Speech Prosody 2004
Minimum long segments of quantity in 120 discrimination tests at the word level were compared between a binary (Test A) and tripartite choices (Test B), and with production test results, utilising the same syllable structures. In the perception test, the materials were eight kinds of bisyllabic synthetic nonsense words. These structures were used in the production test for purposes of comparison with the results from the perception test, in which three kinds of pitch and intensity variance patterns were added to create another condition. Seven Finnish and Japanese subjects participated in the two perception tests and three speakers of each language in the production test.
The results in the perception tests manifested testing methodology.
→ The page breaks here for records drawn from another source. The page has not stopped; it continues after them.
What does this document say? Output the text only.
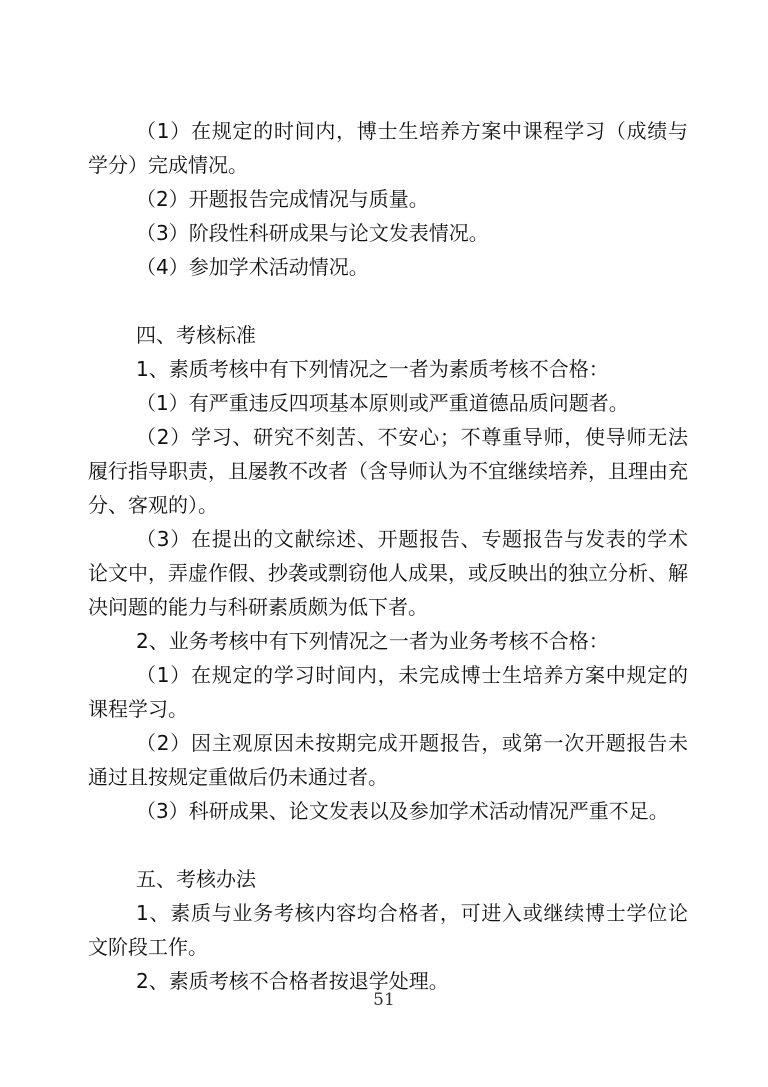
（1）在规定的时间内，博士生培养方案中课程学习（成绩与学分）完成情况。

（2）开题报告完成情况与质量。

（3）阶段性科研成果与论文发表情况。

（4）参加学术活动情况。

四、考核标准

1、素质考核中有下列情况之一者为素质考核不合格：

（1）有严重违反四项基本原则或严重道德品质问题者。

（2）学习、研究不刻苦、不安心；不尊重导师，使导师无法履行指导职责，且屡教不改者（含导师认为不宜继续培养，且理由充分、客观的）。

（3）在提出的文献综述、开题报告、专题报告与发表的学术论文中，弄虚作假、抄袭或剽窃他人成果，或反映出的独立分析、解决问题的能力与科研素质颇为低下者。

2、业务考核中有下列情况之一者为业务考核不合格：

（1）在规定的学习时间内，未完成博士生培养方案中规定的课程学习。

（2）因主观原因未按期完成开题报告，或第一次开题报告未通过且按规定重做后仍未通过者。

（3）科研成果、论文发表以及参加学术活动情况严重不足。

五、考核办法

1、素质与业务考核内容均合格者，可进入或继续博士学位论文阶段工作。

2、素质考核不合格者按退学处理。

51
The Finnish reached the minimum durational point of long vowels/consonants in less time than the Japanese, but had relatively wider conditional variations, particularly in the vowels, than the Japanese in both tests A and B, although these variations (SD) were more stable than in Japanese. The word-structural differences had more effect than the prosodic conditional differences in differentiating between short and long segments in both Finnish and Japanese in both tests A and B. The minimum long segmental durations in both perception tests were shorter than the long segments in the production test. There was a tendency for more correlation in Finnish than in Japanese between perception and production.
Bibliographic reference. Isei-Jaakkola, Toshiko (2004): "Minimum long quantity in perception and long quantity in production between Japanese and Finnish", In SP-2004, 717-720.